In a single year as a music education major, I would go as far to say I lost 80% of my passion and love for music.
That sounds dramatic I know, how can a music major be that hard?
This is my schedule of classes from my first semester of college, excluding my non-scheduled classes where attendance was mandatory. Missing from this schedule is my hour long voice lesson (and scheduled personal rehearsal time), my hour long studio class, and my outside of class recital attendance.
That’s a lot for an 18 year old to handle, and handle it well I did not. Here’s a link to the Drake University music education major requirements. That’s 117 credits EXCLUDING the Drake Curriculum and any minor a student could pick up.
I would change my major near the end of my spring semester from music ed to digital media production.
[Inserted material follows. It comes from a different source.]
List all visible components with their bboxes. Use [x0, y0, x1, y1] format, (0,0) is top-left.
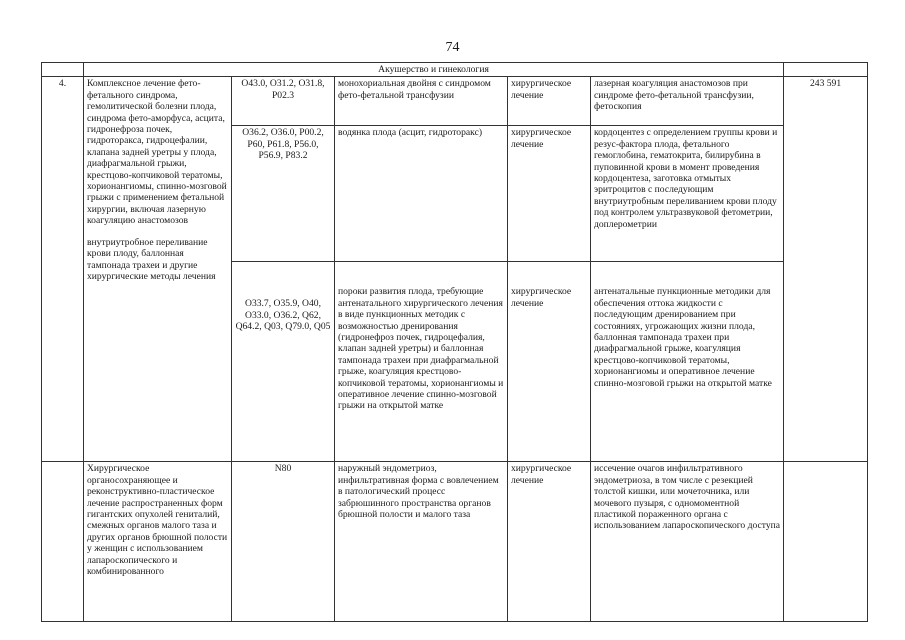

This is all information I’ve said before so why am I rehashing it?
Because I have no ideas that’s why!
Just kidding, I promise this is going somewhere.
There’s something to be said about how personal voice juries feel. If I still play viola and I mess up in a jury, I could probably walk away with no skin off my back. It’s an instrument, I can deflect the blame, despite it still being entirely my fault.
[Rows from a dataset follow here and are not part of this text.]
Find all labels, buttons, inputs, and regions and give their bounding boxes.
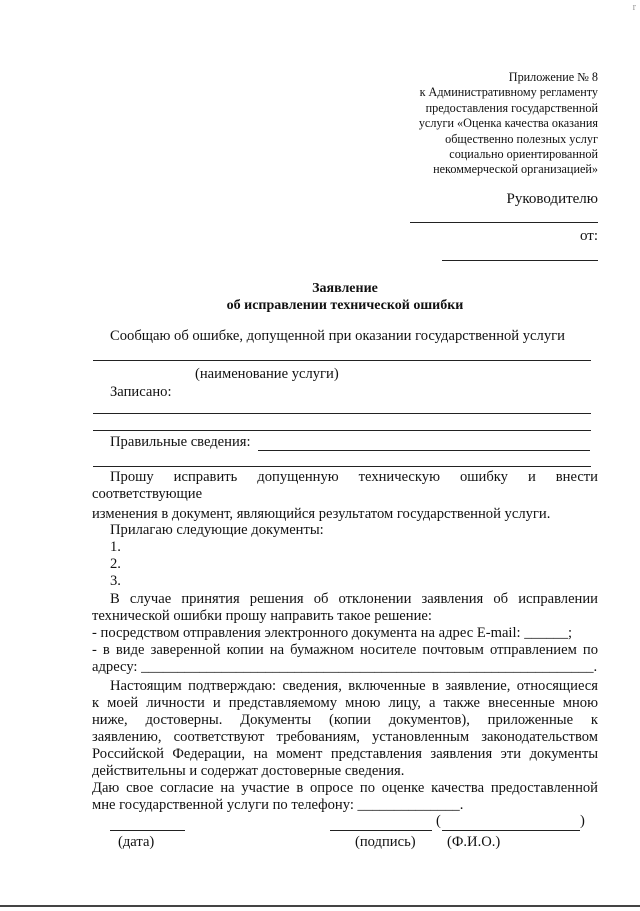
attachments-label: Прилагаю следующие документы: [110,522,324,538]
confirmation-paragraph: Настоящим подтверждаю: сведения, включенные в заявление, относящиеся [110,678,598,694]
date-caption: (дата) [118,834,155,850]
recorded-line-1 [93,413,591,414]
addressee-label: Руководителю [506,191,598,207]
document-title: Заявление [312,281,378,296]
report-statement: Сообщаю об ошибке, допущенной при оказании государственной услуги [110,328,565,344]
recorded-line-2 [93,430,591,431]
request-line: Прошу исправить допущенную техническую ошибку и внести [110,469,598,485]
refusal-paragraph: технической ошибки прошу направить такое решение: [92,608,432,624]
signature-caption: (подпись) [355,834,416,850]
date-line [110,830,185,831]
consent-paragraph: Даю свое согласие на участие в опросе по оценке качества предоставленной [92,780,598,796]
name-paren-open: ( [436,813,441,829]
confirmation-paragraph: действительны и содержат достоверные сведения. [92,763,405,779]
name-line [442,830,580,831]
service-name-line [93,360,591,361]
appendix-line: Приложение № 8 [508,70,598,84]
paper-option: - в виде заверенной копии на бумажном носителе почтовым отправлением по [92,642,598,658]
appendix-line: некоммерческой организацией» [433,162,598,177]
signature-line [330,830,432,831]
document-subtitle: об исправлении технической ошибки [226,298,464,313]
confirmation-paragraph: ниже, достоверны. Документы (копии документов), приложенные к [92,712,598,728]
from-label: от: [579,228,598,244]
consent-paragraph: мне государственной услуги по телефону: ______________. [92,797,464,813]
request-line: соответствующие [92,486,203,502]
recorded-label: Записано: [110,384,172,400]
scan-bottom-edge [0,905,640,907]
paper-option-address: адресу: ______________________________________________________________. [92,659,598,675]
correct-info-label: Правильные сведения: [110,434,251,450]
request-line: изменения в документ, являющийся результатом государственной услуги. [92,506,551,522]
correct-info-line [258,450,590,451]
name-paren-close: ) [580,813,585,829]
service-name-caption: (наименование услуги) [195,366,339,382]
confirmation-paragraph: к моей личности и представляемому мною лицу, а также внесенные мною [92,695,598,711]
appendix-line: общественно полезных услуг [445,131,598,146]
scan-corner-mark: r [632,2,636,13]
appendix-line: предоставления государственной [425,100,598,115]
addressee-line [410,222,598,223]
appendix-line: услуги «Оценка качества оказания [418,116,598,131]
appendix-header [338,70,598,178]
email-option: - посредством отправления электронного документа на адрес E-mail: ______; [92,625,573,641]
confirmation-paragraph: Российской Федерации, на момент представления заявления эти документы [92,746,598,762]
confirmation-paragraph: заявлению, соответствуют требованиям, установленным законодательством [92,729,598,745]
correct-info-line-2 [93,466,591,467]
attachment-item: 2. [110,556,121,572]
refusal-paragraph: В случае принятия решения об отклонении заявления об исправлении [110,591,598,607]
name-caption: (Ф.И.О.) [447,834,501,850]
appendix-line: к Административному регламенту [419,85,598,100]
attachment-item: 3. [110,573,121,589]
from-line [442,260,598,261]
attachment-item: 1. [110,539,121,555]
appendix-line: социально ориентированной [449,147,598,162]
At the same time, my voice is part of me. An instrument still, for sure, but the anatomy and how I choose to use it is all mine. If something goes wrong during a jury, it’s hard to dig yourself out of the grave.
I messed up my jury this semester, but I’m not letting that impede the great progress I’ve made in college.
It’s fun to see comparison right? Here’s my first ever jury compared to my most recent recital. The whole reason for that change is Alyssa and Cassie.
Like I’ve said before, my voice professor Alyssa and my accompanist Cassie are the miracle workers of the century in my eyes.
Alyssa and Cassie know what they are doing. Easily, they are the two single most intelligent people in my life.
I join Alyssa’s studio when she starts at Drake my sophomore year. It’s clear to her, despite the fact that I had just spent a year basically as a vocal performance major, that I still had a lot of room to grow.
My old voice professor, Scott, had left the university for “personal reasons,” (he was a terrible professor), and Alyssa and I picked up where he and I left off- still at square one.
Scott was convinced I was a “legitimate soprano.” He and every voice teacher I had prior all shared that opinion. I was assigned songs like “Mister Snow” from Rogers and Hammerstein’s Carousel, or Richard Weill’s “What Good Would the Moon Be” from Street Scene.
Those songs are out of my range. I could sing them, but it was uncomfortable and Scott wasn’t giving me the tools I needed to work to reach that octave of my range.
Alyssa on the other hand, clocked me straight away as a mezzo soprano, just like her. (“aww just like mom!”)
Once I’m finally voice typed properly, there’s a sudden, steep, rapid increase in:
- My confidence
- ACTUAL PROGRESS!
TL;DR: just because you can hear high overtones in a singer’s voice doesn’t always mean they can sing that high on their own.